By Matthew Geagan, CBS Boston

BOSTON (CBS) — The Celtics got outplayed and out-muscled by the Rockets on Tuesday night, and saw their seven-game win streak come to an end in Houston. While Boston players acknowledged the team’s lack of physicality against the Rockets, they also weren’t too happy with all the free throws awarded to Houston’s star players.

Marcus Smart was the most vocal in the Boston locker room, making his frustrations with the officiating crystal clear. The Rockets had a 42-to-25 advantage at the charity stripe, and they made the most of those freebies, hitting 37 of them. James Harden (18 attempts) and Russell Westbrook (13) did the most damage at the line, scoring 27 of their 78 points at the free-throw line.

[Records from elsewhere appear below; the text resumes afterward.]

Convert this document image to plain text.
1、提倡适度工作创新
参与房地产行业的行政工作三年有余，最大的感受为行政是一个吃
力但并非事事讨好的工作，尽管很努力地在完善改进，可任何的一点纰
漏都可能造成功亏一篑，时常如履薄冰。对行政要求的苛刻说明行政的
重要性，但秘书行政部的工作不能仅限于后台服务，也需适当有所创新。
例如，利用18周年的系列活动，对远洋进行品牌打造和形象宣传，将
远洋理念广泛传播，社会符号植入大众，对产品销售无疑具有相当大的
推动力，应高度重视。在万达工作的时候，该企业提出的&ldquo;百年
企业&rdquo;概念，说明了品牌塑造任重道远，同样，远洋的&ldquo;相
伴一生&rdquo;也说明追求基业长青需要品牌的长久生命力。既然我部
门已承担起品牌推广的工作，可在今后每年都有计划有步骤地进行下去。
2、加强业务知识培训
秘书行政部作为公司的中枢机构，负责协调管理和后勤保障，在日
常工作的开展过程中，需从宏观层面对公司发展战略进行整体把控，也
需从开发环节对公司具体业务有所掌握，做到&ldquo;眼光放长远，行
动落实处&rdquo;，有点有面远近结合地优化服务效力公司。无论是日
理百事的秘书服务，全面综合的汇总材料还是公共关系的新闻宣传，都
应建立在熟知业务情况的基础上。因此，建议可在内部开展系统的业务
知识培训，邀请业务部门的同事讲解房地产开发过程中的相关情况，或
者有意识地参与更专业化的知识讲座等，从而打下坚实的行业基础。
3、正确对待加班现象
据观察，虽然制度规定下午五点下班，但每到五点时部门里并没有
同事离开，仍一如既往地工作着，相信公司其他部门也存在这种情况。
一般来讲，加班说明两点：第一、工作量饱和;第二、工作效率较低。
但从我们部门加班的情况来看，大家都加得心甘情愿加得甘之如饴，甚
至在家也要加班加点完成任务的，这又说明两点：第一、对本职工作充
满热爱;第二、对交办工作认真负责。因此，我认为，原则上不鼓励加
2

“I don’t think I need to say anything on that,” Smart said of the difference in free throws between the two teams. “It’s a big discrepancy.”

While the numbers were off, Boston did bite on several of Houston’s pump fakes during the fourth quarter that proved to be costly. That being said, there were a few instances when the Celtics were whistled for a foul for simply being near either Harden or Westbrook.

Jaylen Brown was whistled for a phantom foul on a Harden three attempt with 5:31 to go, right after Jayson Tatum had cut it to a two-point game on a breakaway jam off a Harden turnover. The NBA’s leading scorer hit all three to put Houston back up by five.

Harden was back at the line for three more freebies less than two minutes later, when Kemba Walker smacked his arm as he attempted another shot from beyond the arc with 3:09 to go. Again, Harden drained all three, lifting Houston’s lead to 111-98. That was the second time Kemba sent a shooter to the line for three free throws in the fourth quarter.

The whistles clearly frustrated Walker throughout Tuesday’s game, as he finished just 5-of-17 for 14 points. He didn’t want to bash the officiating, because he didn’t want that to come back and bite him in the wallet.

“I would love to tell you a little bit more about it, but I’m not trying to lose no money,” said Walker. “I don’t want to say the wrong thing.”

Walker admitted that as a leader of the team, he has to do a better job keeping his emotions in check. He tried to urge Smart to follow a similar game plan with his own postgame comments, but Smart was not having that. The guard was miffed with the quick whistles throughout the game, which didn’t allow the Celtics — or Smart — to play their usual brand of physical defense.

“The way the game is being called, we didn’t know how physical we could be, because when we were physical we were being called, so it kind of made us hesitant and put us on our heels. Anytime you’re fearful of fouling, that’s kind of what happened,” Smart explained. “But we’ll get better at it. They did a good job of being physical and really owning that game and taking it to us.”

Smart has a case. He was elbowed in the face by Westbrook on a drive at the end of the third quarter, but was the one whistled for the foul. That call stood up even after Brad Stevens challenged it at the urging of Smart. He also had a clean block on Westbrook midway through the second quarter called a foul — because it was Westbrook driving to the rim.

After watching Westbrook and Harden gets calls for 48 minutes, Smart was incredulous that Boston’s own star players aren’t getting the same — or similar — treatment.

“I mean, we have Jayson Tatum, we have Kemba Walker, All-Stars. We have Jaylen Brown, potential All-Star. We have Gordon Hayward, was an All-Star. We got star guys, too,” he vented. “If that’s the case, we should be getting the same calls that those stars are getting.”

Smart himself would like a little more leeway on the defensive end.

“First team all defense, one of the best defensive players in the league, I would think so,” he said. “Up for defensive player of the year, they’re talking, but obviously not.”

Smart isn’t one to make excuses, so Tuesday night’s officiating clearly got under his skin. It led to some sloppy play up and down the Boston roster, as the C’s committed 18 turnovers in the game. Mix that with the number of times they sent the Rockets to the line (whether aided by the officials or not), and the Celtics didn’t give themselves much of a chance to win the game.

Despite some aggravating circumstances, the Celtics still put up a fight in one of the toughest places to play in the NBA. But they need to be a lot better at keeping their emotions in check, especially during some of the more frustrating moments against the best players in the game.